Bertram 84, Max 78, Chris 69, Grey 62, Trevor 67
Ferecon was in full swing now with 3 tables starting new games. I pulled out Small World, which I think was new only to Max. I had recently acquired the two small expansions for this game, which add a few new races and powers, but don't radically change gameplay. The most interesting new race was probably the Gypsies, who got points for abandoning regions at the beginning of a turn.

Red November

Another game I'd picked up at the Black Diamond Games auction ($7 for this one), Red November is a co-op where gnomes are stuck in a failing submarine and trying to keep the thing from breaking up, launching nuclear missiles, running out of air, or flooding for long enough for help to arrive.

It says something about the amount of the Warhammer and Warcraft mythos I've been exposed to that I don't find the idea of gnomes running a submarine strange in the least. It can be quite confusing to people whose picture of "gnome" is limited to the Travelocity mascot and fake ethnographic studies.

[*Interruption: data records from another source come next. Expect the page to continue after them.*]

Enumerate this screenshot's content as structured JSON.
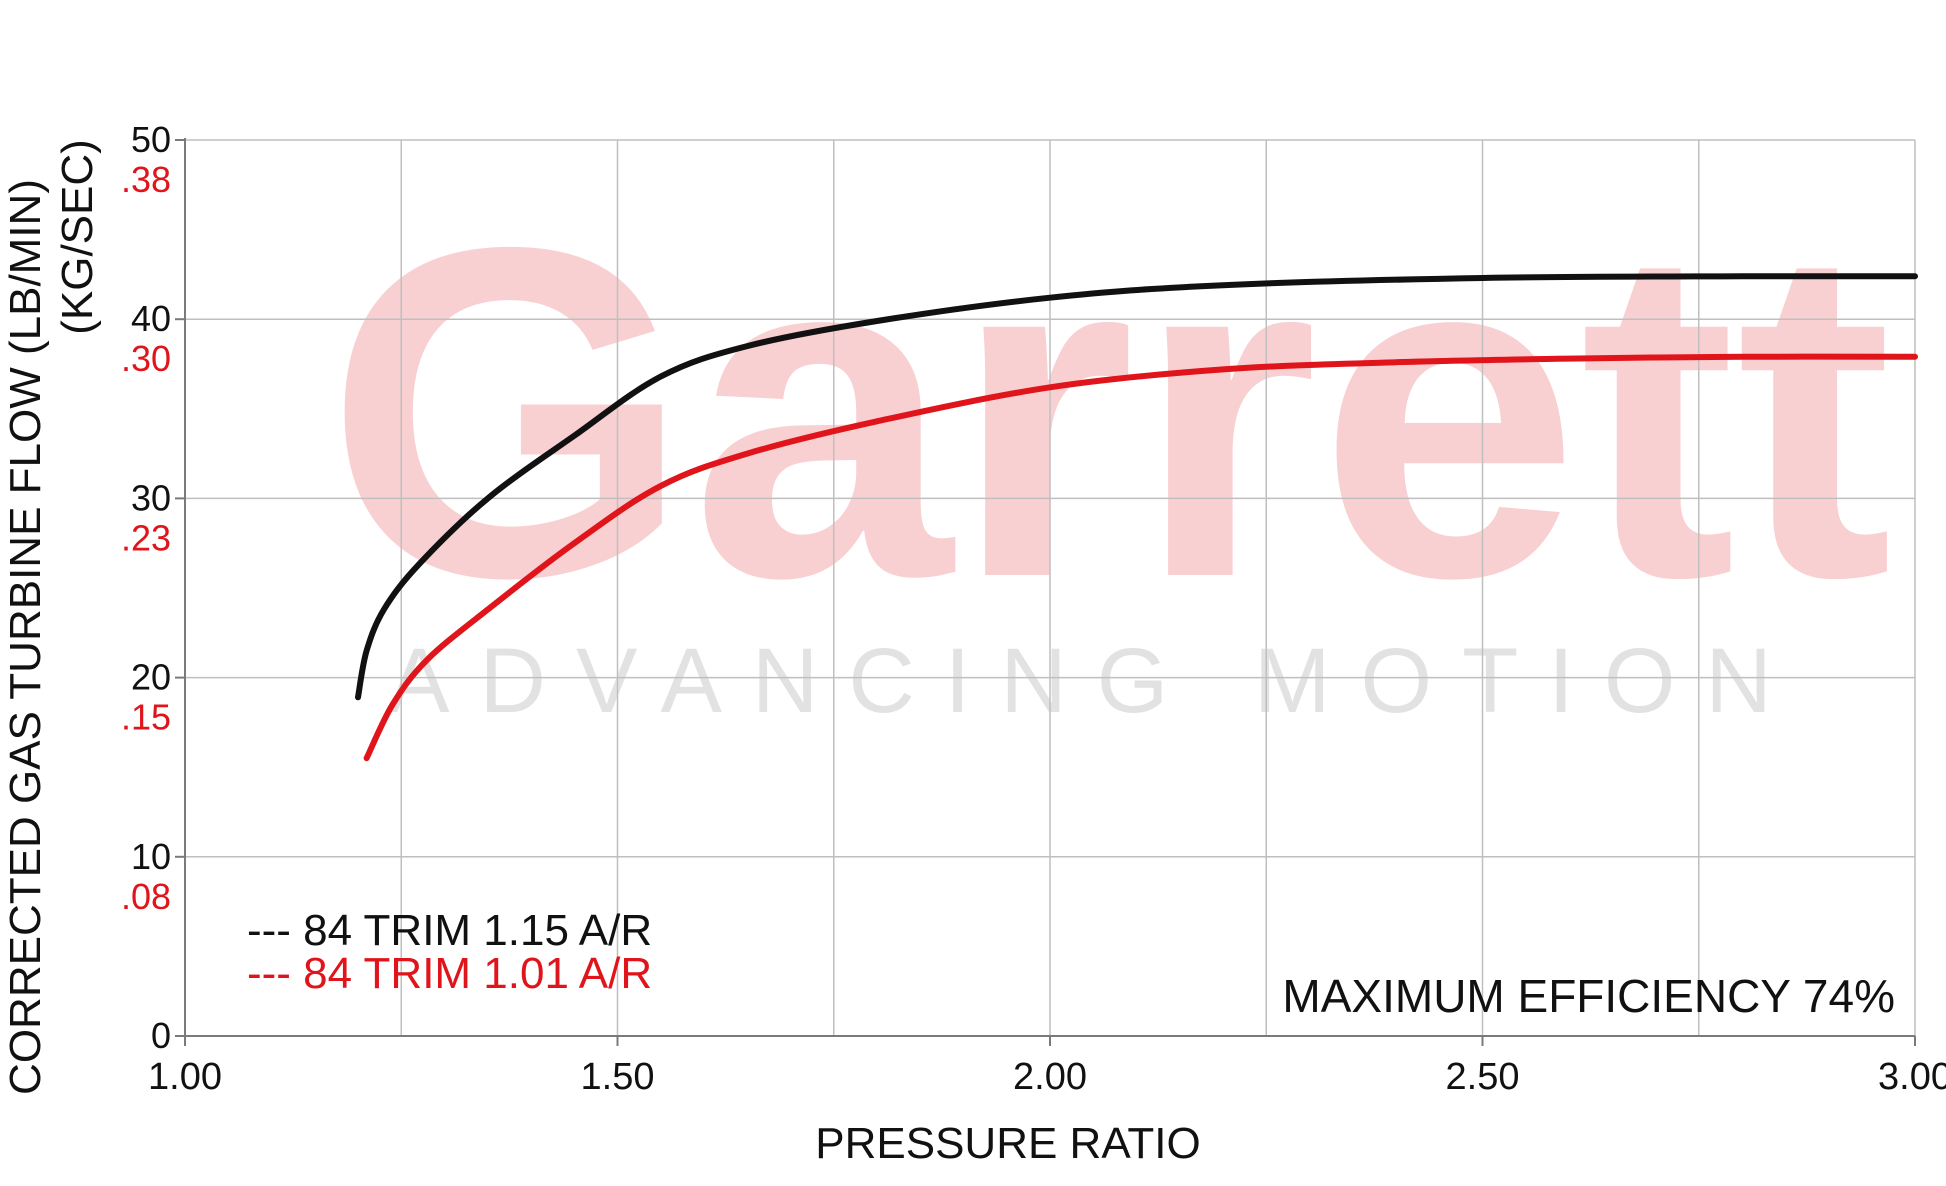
{
  "colors": {
    "grid": "#bfbfbf",
    "axis": "#7a7a7a",
    "text": "#111111",
    "secondary_axis": "#e0151b",
    "watermark_logo": "#f9d0d2",
    "watermark_tagline": "#e2e2e2"
  },
  "watermark": {
    "brand": "Garrett",
    "tagline": "ADVANCING MOTION"
  },
  "chart_data": {
    "type": "line",
    "xlabel": "PRESSURE RATIO",
    "ylabel": "CORRECTED GAS TURBINE FLOW (LB/MIN)",
    "ylabel_secondary": "(KG/SEC)",
    "xlim": [
      1.0,
      3.0
    ],
    "ylim": [
      0,
      50
    ],
    "grid": true,
    "x_ticks": [
      "1.00",
      "1.50",
      "2.00",
      "2.50",
      "3.00"
    ],
    "x_tick_values": [
      1.0,
      1.5,
      2.0,
      2.5,
      3.0
    ],
    "y_ticks": [
      "0",
      "10",
      "20",
      "30",
      "40",
      "50"
    ],
    "y_tick_values": [
      0,
      10,
      20,
      30,
      40,
      50
    ],
    "y_ticks_secondary": [
      ".08",
      ".15",
      ".23",
      ".30",
      ".38"
    ],
    "y_tick_secondary_values": [
      10,
      20,
      30,
      40,
      50
    ],
    "legend_position": "bottom-left",
    "annotation": "MAXIMUM EFFICIENCY 74%",
    "series": [
      {
        "name": "84 TRIM 1.15 A/R",
        "legend_label": "--- 84 TRIM 1.15 A/R",
        "color": "#111111",
        "x": [
          1.2,
          1.21,
          1.23,
          1.27,
          1.35,
          1.45,
          1.55,
          1.65,
          1.8,
          2.0,
          2.2,
          2.5,
          2.8,
          3.0
        ],
        "y": [
          18.9,
          21.5,
          23.8,
          26.3,
          30.0,
          33.5,
          36.8,
          38.5,
          39.9,
          41.2,
          41.9,
          42.3,
          42.4,
          42.4
        ]
      },
      {
        "name": "84 TRIM 1.01 A/R",
        "legend_label": "--- 84 TRIM 1.01 A/R",
        "color": "#e0151b",
        "x": [
          1.21,
          1.24,
          1.28,
          1.35,
          1.45,
          1.55,
          1.65,
          1.8,
          2.0,
          2.2,
          2.4,
          2.6,
          2.8,
          3.0
        ],
        "y": [
          15.5,
          18.5,
          21.0,
          23.8,
          27.5,
          30.7,
          32.5,
          34.3,
          36.2,
          37.2,
          37.6,
          37.8,
          37.9,
          37.9
        ]
      }
    ]
  }
}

We played 2 games of this because we died so fast the first time. A pretty neat game, hampered by a somewhat disorganized rulebook and overall tinyness (it is designed to fit in a very small box which is either a clever nod to the cramped quarters on a submarine or a little cost-cutting on the part of Fantasy Flight). We lost the second game too, but I do want to try this some more now that I get the idea.

The Name in the Hat Game

The Name in the Hat Game is my high-school friend's name for the party game where a bunch of names are put in a hat, one person draws one out, and gives clues to try to get the other person to guess it. It's been sold under a bunch of names, most recently as Time's Up, and it is the basis for gameshows like $25,000 Pyramid and Password.

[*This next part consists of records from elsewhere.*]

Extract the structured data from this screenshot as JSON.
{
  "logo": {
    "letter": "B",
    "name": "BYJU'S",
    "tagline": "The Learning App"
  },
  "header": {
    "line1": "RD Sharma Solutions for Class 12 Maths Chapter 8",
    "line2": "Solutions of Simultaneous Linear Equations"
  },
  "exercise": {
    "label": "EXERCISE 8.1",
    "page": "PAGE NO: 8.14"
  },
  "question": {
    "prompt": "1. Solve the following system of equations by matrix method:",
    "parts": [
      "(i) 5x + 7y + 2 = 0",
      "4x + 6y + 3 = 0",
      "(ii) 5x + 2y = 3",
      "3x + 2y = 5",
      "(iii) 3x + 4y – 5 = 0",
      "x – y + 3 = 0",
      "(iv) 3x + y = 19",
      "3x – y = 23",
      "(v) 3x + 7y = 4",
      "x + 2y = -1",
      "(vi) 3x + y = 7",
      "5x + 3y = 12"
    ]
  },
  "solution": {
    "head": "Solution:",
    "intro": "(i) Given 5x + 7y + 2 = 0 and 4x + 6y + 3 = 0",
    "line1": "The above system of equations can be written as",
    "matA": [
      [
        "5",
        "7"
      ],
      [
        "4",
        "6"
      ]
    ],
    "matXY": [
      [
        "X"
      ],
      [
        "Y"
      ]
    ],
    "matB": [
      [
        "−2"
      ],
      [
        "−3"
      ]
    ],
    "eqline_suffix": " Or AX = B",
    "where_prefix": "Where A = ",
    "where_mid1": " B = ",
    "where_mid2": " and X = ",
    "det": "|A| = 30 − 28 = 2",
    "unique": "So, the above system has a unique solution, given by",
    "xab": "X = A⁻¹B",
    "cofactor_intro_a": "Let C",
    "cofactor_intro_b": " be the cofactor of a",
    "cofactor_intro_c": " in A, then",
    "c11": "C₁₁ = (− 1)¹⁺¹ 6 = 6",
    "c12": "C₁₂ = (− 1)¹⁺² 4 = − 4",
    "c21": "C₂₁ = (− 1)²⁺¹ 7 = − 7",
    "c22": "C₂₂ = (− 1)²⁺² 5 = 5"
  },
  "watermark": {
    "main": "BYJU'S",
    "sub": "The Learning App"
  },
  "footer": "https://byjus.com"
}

It is our traditional "getting towards the end of the evening, let's play a game with all 10-15 people who are left" game. We played. I kept score. I was kind of drunk, so odds are good I screwed up the score a few times, but according to what I had, Aaron beat me on a tiebreaker (I'd had one more turn than him).

Say Anything

A few people left, and those of us that were left played a 9-player game of Say Anything, basically a more free-form and slightly more personal version of Apples to Apples. When the score is fun to fun, everyone is a winner.